The load ratio equation in API TR 5C3 Annex D uses the combined von Mises equivalent stress as reference stress and includes the crack depth (a) in the calculations of the hoop and axial stresses, which are inconsistent with the API 579. In contrast, API 579 uses the component stress distribution normal to the crack face (e.g., hoop stress due to internal pressure for a longitudinal crack) for the un-cracked geometry. The crack depth (a) is then incorporated in the reference stress (σref), which is then used in the load ratio equation.

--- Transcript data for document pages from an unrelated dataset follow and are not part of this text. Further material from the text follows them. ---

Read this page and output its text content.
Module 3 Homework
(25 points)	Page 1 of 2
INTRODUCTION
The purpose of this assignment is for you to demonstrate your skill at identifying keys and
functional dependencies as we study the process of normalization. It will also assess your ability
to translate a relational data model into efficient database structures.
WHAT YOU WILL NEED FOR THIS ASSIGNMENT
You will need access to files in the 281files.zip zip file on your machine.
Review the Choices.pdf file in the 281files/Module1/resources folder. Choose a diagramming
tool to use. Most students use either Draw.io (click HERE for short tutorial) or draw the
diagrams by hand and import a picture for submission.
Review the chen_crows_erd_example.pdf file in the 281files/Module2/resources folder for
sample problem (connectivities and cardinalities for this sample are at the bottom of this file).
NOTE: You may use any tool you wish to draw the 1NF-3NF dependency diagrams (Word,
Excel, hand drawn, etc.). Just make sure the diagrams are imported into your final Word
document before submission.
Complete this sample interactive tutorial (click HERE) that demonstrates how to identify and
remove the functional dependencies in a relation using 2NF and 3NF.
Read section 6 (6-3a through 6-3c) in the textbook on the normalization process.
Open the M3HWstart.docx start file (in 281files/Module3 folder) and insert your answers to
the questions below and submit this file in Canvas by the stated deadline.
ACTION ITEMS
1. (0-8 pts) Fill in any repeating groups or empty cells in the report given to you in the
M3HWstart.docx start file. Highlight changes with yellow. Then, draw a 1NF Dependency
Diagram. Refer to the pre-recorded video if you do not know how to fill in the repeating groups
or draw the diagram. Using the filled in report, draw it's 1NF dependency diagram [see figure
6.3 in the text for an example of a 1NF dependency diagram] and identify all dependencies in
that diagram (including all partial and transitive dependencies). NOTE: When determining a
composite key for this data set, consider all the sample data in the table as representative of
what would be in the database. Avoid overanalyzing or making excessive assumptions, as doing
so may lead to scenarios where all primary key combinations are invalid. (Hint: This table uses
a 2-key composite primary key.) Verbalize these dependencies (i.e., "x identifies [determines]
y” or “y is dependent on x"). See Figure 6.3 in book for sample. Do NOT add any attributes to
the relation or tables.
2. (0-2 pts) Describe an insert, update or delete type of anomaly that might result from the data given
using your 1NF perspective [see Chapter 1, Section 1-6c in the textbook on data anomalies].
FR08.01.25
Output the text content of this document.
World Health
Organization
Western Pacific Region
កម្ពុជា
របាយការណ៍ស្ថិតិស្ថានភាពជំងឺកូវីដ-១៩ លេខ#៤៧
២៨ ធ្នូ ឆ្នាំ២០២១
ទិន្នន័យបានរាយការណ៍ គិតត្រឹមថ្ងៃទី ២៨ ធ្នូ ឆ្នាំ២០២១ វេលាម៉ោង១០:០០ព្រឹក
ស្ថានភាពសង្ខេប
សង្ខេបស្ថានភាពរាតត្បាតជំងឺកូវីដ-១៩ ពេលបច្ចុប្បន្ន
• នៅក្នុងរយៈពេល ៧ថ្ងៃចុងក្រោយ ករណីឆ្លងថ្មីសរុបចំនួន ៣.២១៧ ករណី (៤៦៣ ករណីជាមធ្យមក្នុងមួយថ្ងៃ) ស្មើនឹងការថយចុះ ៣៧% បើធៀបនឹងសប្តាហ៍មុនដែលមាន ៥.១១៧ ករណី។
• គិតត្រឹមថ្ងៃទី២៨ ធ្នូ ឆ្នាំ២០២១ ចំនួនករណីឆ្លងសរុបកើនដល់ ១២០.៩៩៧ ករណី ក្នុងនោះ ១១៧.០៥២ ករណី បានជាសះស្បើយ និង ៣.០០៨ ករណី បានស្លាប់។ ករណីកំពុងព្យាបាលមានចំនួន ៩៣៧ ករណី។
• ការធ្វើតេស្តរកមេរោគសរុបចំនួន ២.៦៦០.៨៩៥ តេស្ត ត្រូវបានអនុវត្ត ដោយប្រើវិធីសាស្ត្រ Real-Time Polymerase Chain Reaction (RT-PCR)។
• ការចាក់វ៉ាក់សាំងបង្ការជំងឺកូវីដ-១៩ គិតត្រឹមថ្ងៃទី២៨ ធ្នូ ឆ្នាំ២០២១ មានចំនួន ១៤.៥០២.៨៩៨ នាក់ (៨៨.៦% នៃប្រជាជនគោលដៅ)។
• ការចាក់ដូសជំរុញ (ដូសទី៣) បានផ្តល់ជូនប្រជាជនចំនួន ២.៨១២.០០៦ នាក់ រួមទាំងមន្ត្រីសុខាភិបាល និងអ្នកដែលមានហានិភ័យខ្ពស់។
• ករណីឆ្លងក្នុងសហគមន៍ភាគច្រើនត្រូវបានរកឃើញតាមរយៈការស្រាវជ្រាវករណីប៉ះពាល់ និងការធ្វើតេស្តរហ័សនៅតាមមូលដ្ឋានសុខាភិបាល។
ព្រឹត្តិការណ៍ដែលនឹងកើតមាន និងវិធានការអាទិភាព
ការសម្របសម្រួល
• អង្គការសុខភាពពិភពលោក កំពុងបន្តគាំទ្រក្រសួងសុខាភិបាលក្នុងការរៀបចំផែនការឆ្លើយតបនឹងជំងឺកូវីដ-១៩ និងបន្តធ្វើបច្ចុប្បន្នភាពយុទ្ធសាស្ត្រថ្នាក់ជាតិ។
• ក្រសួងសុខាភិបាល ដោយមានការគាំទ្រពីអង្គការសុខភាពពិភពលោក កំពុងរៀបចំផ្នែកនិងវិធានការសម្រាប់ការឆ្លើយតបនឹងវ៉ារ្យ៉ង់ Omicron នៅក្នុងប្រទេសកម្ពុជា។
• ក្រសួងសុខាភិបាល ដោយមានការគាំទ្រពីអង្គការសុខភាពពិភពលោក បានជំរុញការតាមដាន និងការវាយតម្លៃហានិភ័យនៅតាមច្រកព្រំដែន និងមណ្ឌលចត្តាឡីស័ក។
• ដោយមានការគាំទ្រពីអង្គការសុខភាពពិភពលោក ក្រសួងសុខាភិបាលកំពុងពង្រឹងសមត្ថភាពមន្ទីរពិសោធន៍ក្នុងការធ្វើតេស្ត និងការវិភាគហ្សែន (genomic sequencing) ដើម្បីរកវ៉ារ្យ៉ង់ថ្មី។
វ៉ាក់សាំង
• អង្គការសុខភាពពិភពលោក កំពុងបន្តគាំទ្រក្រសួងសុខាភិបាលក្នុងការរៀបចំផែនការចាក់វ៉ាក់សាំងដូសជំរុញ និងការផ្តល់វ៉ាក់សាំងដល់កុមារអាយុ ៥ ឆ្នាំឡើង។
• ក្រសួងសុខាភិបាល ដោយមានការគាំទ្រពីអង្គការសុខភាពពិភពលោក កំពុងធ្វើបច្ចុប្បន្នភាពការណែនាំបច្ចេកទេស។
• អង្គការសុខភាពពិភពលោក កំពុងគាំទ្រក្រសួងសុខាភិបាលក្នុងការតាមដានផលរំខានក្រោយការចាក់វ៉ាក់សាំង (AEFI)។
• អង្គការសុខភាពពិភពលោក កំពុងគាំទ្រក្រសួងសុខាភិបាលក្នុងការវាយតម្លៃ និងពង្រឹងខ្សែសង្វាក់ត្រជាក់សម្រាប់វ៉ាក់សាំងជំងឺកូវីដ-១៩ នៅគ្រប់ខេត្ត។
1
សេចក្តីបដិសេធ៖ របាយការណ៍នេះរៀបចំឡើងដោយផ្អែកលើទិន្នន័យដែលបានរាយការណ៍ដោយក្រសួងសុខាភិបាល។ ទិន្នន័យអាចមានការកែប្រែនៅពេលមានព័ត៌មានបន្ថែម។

In this paper, a general load ratio equation is first derived and then compared to the API TR 5C3 load ratio equation. It is found that the API TR 5C3 equation underestimates the load ratio by approximately 15% to 25% depending on the pipe OD to wall thickness ratio (i.e. Do/t) as well as the crack depth to pipe wall thickness ratio (i.e. a/t). This can potentially lead to an over-prediction of pipe internal pressure at fracture.

Introduction

API TR 5C3 (7th Edition, June 2018 with October 2019 Addendum) [1] provides equations for pipe body fracture performance in Annex D (informative). The API 579 [2] level-2 FAD curve is utilized to obtain the elastic-plastic fracture pressure equations. The equations address the protection against failure through fracture (brittle or ductile) and are applicable to brittle, ductile, or somewhere between the two extremes for a pipe body containing an infinitely long, internal axial surface crack-like flaw subjected to internal pressure.